= Dinah Musindarwezo =

Dinah Musindarwezo is a Rwandan feminist and pan-African women's rights activist. She is director of policy and communications at Womankind Worldwide, and the former Executive Director of the African Women's Development and Communication Network (FEMNET).

==Life==
In 2010 Musindarwezo was working as a gender equality specialist for Norwegian People's Aid in Rwanda.

In 2012 she became executive director of FEMNET, based in Kenya. As FEMNET executive director, she expressed outrage in June 2017 at Tanzanian president John Magufuli's call to exclude pregnant students from education:

With all the work we have done to emancipate Africa’s girl-child from the shackles of discrimination and violation, a sitting president turns around to "re-victimize" and treat their situation like a terrible infectious disease which other girls must be protected from.

In February 2018 she convened a two-day meeting in Addis Ababa for African women's rights activists to strategise ahead of the annual United Nations Commission on the Status of Women.

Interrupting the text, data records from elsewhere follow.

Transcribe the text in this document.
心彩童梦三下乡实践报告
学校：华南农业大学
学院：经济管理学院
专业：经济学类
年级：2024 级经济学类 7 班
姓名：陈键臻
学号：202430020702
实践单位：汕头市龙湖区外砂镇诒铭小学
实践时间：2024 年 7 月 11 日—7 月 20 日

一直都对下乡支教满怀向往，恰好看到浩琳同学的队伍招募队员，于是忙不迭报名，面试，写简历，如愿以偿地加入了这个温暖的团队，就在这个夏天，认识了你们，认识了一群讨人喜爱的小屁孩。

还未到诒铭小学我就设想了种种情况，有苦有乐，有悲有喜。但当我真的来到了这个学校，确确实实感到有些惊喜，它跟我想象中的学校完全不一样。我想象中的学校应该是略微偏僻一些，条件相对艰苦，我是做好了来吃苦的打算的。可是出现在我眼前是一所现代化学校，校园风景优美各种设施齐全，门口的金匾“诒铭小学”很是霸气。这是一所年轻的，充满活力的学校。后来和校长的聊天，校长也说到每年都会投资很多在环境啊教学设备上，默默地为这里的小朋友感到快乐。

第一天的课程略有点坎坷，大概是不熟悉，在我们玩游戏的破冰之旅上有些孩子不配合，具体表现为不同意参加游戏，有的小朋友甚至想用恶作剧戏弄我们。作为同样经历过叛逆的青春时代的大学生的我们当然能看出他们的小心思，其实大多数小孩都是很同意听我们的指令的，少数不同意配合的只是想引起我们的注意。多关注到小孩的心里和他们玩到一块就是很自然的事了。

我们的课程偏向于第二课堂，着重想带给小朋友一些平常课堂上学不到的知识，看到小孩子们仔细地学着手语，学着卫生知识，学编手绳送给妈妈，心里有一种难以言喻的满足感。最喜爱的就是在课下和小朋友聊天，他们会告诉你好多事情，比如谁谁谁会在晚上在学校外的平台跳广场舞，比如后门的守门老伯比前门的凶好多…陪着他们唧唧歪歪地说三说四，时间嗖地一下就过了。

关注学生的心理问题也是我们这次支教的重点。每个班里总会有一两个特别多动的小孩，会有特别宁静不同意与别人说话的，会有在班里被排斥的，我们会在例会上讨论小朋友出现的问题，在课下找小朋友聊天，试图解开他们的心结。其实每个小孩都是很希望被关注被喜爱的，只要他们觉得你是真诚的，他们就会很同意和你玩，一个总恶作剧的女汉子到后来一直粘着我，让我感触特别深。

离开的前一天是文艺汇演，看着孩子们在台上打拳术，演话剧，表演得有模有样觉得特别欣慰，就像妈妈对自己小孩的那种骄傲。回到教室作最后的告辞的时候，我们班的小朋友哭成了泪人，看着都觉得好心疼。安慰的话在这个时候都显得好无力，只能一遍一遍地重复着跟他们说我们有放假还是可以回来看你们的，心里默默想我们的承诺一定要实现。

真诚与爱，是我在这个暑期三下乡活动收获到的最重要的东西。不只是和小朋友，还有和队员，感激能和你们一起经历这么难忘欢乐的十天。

Musindarwezo resigned from FEMNET in 2018. She became director of policy and communications at Womankind Worldwide, a UK-based organisation supporting women's rights groups in Africa and Asia. There she has highlighted the gendered effect of the debt of developing countries, and on the progressive exclusion of civil society organizations from development financing discussion in the aftermath of the Addis Ababa Action Agenda. In April 2020 she called on the African Union to negotiate debt repayment delays for member states, to allow African countries to concentrate on fighting the COVID-19 pandemic.

==Works==
- (with Tim Jones) Debt and gender equality: How debt-servicing conditions harm women in Africa, Bretton Woods Observer, Spring 2019.